Los docentes querían apurar las discusión y ahora la frenaron

Los docentes querían apurar las discusión y ahora la frenaron
CETERA buscó cerrar la paritaria este mes. Teme quedar descolocada por la inflación.
Los gremialistas y funcionarios que año a año negocian la paritaria docente terminan siempre con la lengua afuera debido a que las discusiones finalizan sobre el filo del inicio del ciclo lectivo. Por eso, Stella Maldonado, jefa del principal sindicato de maestros del país (CTERA), le propuso hace un mes al jefe de Gabinete Jorge Capitanich que este año se adelantasen las negociaciones a diciembre. El funcionario nunca respondió, pero lo cierto es que ni la dirigente ni el resto de los gremios docentes insistieron con el pedido.

Es que en el medio se aceleró la inflación y los policías de prácticamente todo el país lograron con sus protestas fuertes aumentos salariales. Así, ahora los gremios docentes quedaron desorientados a la hora de fijar el reclamo salarial.

Hace un mes los cuatro gremios docentes que integran la CGT oficialista y participan de la paritaria nacional habían acordado exigir “por lo menos un 28%” de incremento. Pero en algunos de esos sindicatos ya empezaron a repensar esa cifra.

“El problema es que con ese porcentaje quizá nos estemos quedando cortos.
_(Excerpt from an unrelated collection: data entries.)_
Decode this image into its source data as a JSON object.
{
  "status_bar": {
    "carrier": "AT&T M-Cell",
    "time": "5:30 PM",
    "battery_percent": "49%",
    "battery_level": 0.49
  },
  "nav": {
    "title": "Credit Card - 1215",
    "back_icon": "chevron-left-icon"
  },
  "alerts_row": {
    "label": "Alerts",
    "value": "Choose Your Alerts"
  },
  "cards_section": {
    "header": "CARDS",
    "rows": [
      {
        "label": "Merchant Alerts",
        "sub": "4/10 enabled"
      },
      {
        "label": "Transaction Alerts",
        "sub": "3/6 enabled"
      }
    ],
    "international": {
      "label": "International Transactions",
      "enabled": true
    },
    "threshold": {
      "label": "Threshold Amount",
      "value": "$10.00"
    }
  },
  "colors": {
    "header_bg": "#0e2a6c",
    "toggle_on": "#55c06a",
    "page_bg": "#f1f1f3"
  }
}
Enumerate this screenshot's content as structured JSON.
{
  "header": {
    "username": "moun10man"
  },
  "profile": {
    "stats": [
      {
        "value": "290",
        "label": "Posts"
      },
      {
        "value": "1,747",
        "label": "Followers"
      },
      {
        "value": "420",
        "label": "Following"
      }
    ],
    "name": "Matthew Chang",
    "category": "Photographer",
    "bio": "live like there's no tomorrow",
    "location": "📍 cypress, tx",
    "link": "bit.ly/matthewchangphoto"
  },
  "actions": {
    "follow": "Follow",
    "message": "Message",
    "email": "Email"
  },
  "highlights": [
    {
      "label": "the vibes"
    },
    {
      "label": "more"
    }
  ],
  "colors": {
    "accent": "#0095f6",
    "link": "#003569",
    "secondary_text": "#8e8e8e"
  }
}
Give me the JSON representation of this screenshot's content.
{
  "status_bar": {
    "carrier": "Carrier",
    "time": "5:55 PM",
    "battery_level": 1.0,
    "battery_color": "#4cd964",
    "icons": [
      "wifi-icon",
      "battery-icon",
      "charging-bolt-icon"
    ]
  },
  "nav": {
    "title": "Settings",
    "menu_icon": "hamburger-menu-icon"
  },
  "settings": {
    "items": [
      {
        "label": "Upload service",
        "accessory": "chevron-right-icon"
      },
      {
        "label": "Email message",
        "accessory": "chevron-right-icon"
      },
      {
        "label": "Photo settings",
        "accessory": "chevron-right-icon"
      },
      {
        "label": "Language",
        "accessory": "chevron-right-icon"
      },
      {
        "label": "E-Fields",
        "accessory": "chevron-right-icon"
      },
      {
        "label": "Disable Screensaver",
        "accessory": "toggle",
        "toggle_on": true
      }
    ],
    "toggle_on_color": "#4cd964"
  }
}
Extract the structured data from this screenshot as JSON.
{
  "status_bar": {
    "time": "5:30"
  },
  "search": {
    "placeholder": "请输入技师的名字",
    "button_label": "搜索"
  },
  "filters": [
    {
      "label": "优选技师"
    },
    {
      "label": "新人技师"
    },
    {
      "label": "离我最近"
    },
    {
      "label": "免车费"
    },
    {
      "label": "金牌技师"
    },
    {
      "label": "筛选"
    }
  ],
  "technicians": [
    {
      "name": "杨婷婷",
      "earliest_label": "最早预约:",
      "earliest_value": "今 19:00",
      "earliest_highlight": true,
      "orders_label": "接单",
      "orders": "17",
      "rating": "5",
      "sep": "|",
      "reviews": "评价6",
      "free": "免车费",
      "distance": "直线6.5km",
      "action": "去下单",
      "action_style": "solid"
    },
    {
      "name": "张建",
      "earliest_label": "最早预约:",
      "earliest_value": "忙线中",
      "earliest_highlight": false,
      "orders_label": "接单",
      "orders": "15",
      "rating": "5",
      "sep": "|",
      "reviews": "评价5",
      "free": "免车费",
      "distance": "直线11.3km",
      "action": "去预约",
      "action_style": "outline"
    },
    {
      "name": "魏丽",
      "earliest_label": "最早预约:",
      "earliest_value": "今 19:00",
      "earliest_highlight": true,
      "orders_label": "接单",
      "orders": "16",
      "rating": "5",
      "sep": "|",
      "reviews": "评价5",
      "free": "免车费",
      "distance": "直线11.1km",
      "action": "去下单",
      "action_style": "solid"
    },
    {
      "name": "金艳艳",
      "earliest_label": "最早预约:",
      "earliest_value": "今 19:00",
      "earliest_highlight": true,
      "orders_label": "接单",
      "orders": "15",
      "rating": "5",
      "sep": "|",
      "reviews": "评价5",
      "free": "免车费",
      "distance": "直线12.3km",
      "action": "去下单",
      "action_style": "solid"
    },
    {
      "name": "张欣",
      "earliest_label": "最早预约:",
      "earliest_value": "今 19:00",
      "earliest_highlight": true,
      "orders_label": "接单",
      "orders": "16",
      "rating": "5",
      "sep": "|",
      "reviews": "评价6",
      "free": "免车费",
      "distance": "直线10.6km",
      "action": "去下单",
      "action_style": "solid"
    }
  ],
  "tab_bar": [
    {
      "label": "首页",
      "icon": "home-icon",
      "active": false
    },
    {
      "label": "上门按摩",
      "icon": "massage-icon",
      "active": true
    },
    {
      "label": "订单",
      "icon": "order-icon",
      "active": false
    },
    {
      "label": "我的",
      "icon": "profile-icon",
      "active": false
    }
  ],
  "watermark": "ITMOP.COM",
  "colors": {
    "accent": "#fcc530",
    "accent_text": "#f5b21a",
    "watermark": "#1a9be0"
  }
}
Para peor después el resto de las actividades podrían conseguir subas mayores y nosotros quedaríamos mal parados”, explicó el jefe de un gremio docente. Por la cantidad de trabajadores que comprende –casi un millón– la paritaria docente es la primera importante del año y es tomada posteriormente como referencia por muchos gremios.

En una situación parecida se encuentra la Asociación Bancaria (AB). La paritaria del gremio se vence el 31 de diciembre y en los últimos años lo común fue que para esta fecha el gremio ya estuviera en negociaciones con las cuatro cámaras que agrupan a las entidades financieras. “No se puede firmar por el 50% que lograron los policías ni por el 18/20% que sugiere el Gobierno”, argumentó Sergio Palazzo, titular de la AB.

Lo que sí queda cada vez más claro es que a la Casa Rosada le resultará prácticamente imposible imponer una pauta salarial de menos del 20% para el año que viene. La administración K tampoco conseguiría que los gremios acepten firmar acuerdos por más de un año, por 18 o inclusive 24 meses, como le propusieron Capitanich y el ministro de Trabajo Carlos Tomada a dirigentes de la CGT oficialista.

Es más, en las últimas semanas varios gremios firmaron acuerdos por 12 meses y por porcentajes mayores a los pretendidos por el Gobierno: los no docentes de universidades y colegios privados firmaron por un 25%, los cerveceros por 26,5% y los visitadores médicos por 29%.

Hugo Moyano, jefe de la CGT rebelde, había advertido: “Seguramente el piso de la discusión salarial del año que viene será del 30%”. Pablo Micheli, secretario general de la CTA anti K, prefirió hablar en dinero en vez de en porcentajes: “Nadie va a aceptar aumentos salariales menores a los $8.500 de los policías. Esa es la pauta salarial”.